What we do need is the ability to 'find' stuff.... Find all of the Digital Subjects whose home city is 'Oakland'. What you DON'T want to have to do is:

1) Traverse all Contexts to see which expose 'Home City' attributes about their subjects

2) Traverse all Subjects in the identified Contexts to query and test the Home City attributes

While caching would improve this problem it is far from a good solution... we don't want to be doing mass traversals, ever, at query time.

What we want to do is pre-determine which attributes are going to be 'search criteria' .... yes.... you MIGHT want to search on any criteria, in which case you have to take the hit of searching without an index... they haven't even solved this in RDBMS world... you can build SQL queries that take days to run and then add a couple of indexes and run them in minutes. Once you have determined the uses cases… add the indexes. (compound keys and simple ‘set’ math across multiple indexes can give you significant flexibility and power)

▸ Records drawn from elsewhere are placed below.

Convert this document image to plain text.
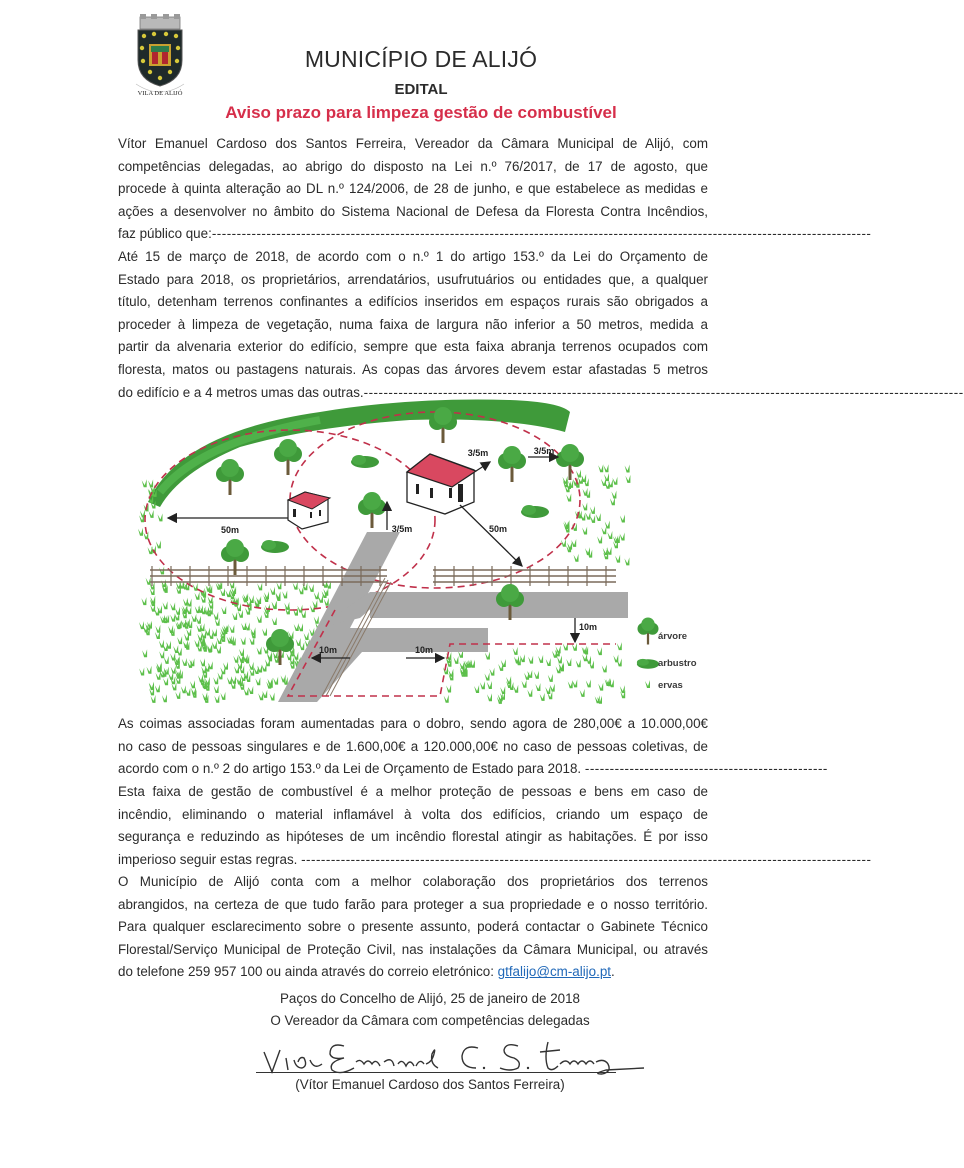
VILA DE ALIJÓ
MUNICÍPIO DE ALIJÓ
EDITAL
Aviso prazo para limpeza gestão de combustível
Vítor Emanuel Cardoso dos Santos Ferreira, Vereador da Câmara Municipal de Alijó, com
competências delegadas, ao abrigo do disposto na Lei n.º 76/2017, de 17 de agosto, que
procede à quinta alteração ao DL n.º 124/2006, de 28 de junho, e que estabelece as medidas e
ações a desenvolver no âmbito do Sistema Nacional de Defesa da Floresta Contra Incêndios,
faz público que: -------------------------------------------------------------------------------------------------------------------------------------
Até 15 de março de 2018, de acordo com o n.º 1 do artigo 153.º da Lei do Orçamento de
Estado para 2018, os proprietários, arrendatários, usufrutuários ou entidades que, a qualquer
título, detenham terrenos confinantes a edifícios inseridos em espaços rurais são obrigados a
proceder à limpeza de vegetação, numa faixa de largura não inferior a 50 metros, medida a
partir da alvenaria exterior do edifício, sempre que esta faixa abranja terrenos ocupados com
floresta, matos ou pastagens naturais. As copas das árvores devem estar afastadas 5 metros
do edifício e a 4 metros umas das outras. -------------------------------------------------------------------------------------------------------------------------
50m	50m
3/5m
3/5m	3/5m
10m	10m
10m
árvore
arbustro
ervas
As coimas associadas foram aumentadas para o dobro, sendo agora de 280,00€ a 10.000,00€
no caso de pessoas singulares e de 1.600,00€ a 120.000,00€ no caso de pessoas coletivas, de
acordo com o n.º 2 do artigo 153.º da Lei de Orçamento de Estado para 2018. -------------------------------------------------
Esta faixa de gestão de combustível é a melhor proteção de pessoas e bens em caso de
incêndio, eliminando o material inflamável à volta dos edifícios, criando um espaço de
segurança e reduzindo as hipóteses de um incêndio florestal atingir as habitações. É por isso
imperioso seguir estas regras. -------------------------------------------------------------------------------------------------------------------
O Município de Alijó conta com a melhor colaboração dos proprietários dos terrenos
abrangidos, na certeza de que tudo farão para proteger a sua propriedade e o nosso território.
Para qualquer esclarecimento sobre o presente assunto, poderá contactar o Gabinete Técnico
Florestal/Serviço Municipal de Proteção Civil, nas instalações da Câmara Municipal, ou através
do telefone 259 957 100 ou ainda através do correio eletrónico: gtfalijo@cm-alijo.pt .
Paços do Concelho de Alijó, 25 de janeiro de 2018
O Vereador da Câmara com competências delegadas
(Vítor Emanuel Cardoso dos Santos Ferreira)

Executing a search against an index results in a list of pointers to Subjects that meet the search criteria. It should NOT result in a list of pointers to the attributes themselves… remember you are unlikely to query… get me all of the home cities for all of the people whose home city is Oakland… You probably want to query something like; get me the email addresses and names of everyone whose home city is Oakland. (We do NEED to support ‘complex’ matching logic… startsWith, endsWith, greaterThan, beforeDate, etc…)

The next problem is optimizing the data access… The ‘easy’ way to process the results is to iterate over the list dereferencing the pointers… our experience has shown that this royally pisses off the DBAs…. What I mean is, if the ‘Context’ is an RDBMS then the iteration approach results in executing “SELECT email, fullname FROM people WHERE userID = ‘XXXX’” as many times as there are results in the set. This is slow and, as I said, not popular with the DBAs. You need to be able to package your query into “SELECT email, fullname FROM people WHERE userID in ‘XXX,YYY,ZZZ,ABC’” and then parse the results back in your ‘client code’. I put ‘client code’ in quotes because I don’t mean that this is done by the application coder but it should be done at the IDAS implementation. As an application developer I want to be able to say to “IDAS…. Get me all of the emails for people that live in Oakland and get back a list of emails” and never have to care that half of the emails were in Oracle and half were in PeopleSoft. BUT, I want to know that only 2 calls were made across the network (I have had to PROVE this to our customers in order for them to accept our DataWeb Server, they really care about this).

That’s my first pass at ‘what’ we need to do…. Next we have to work out ‘how’ within the existing IDAS spec :-)

Ohhh… and robust distributed transactional management. I will add others as I think of them.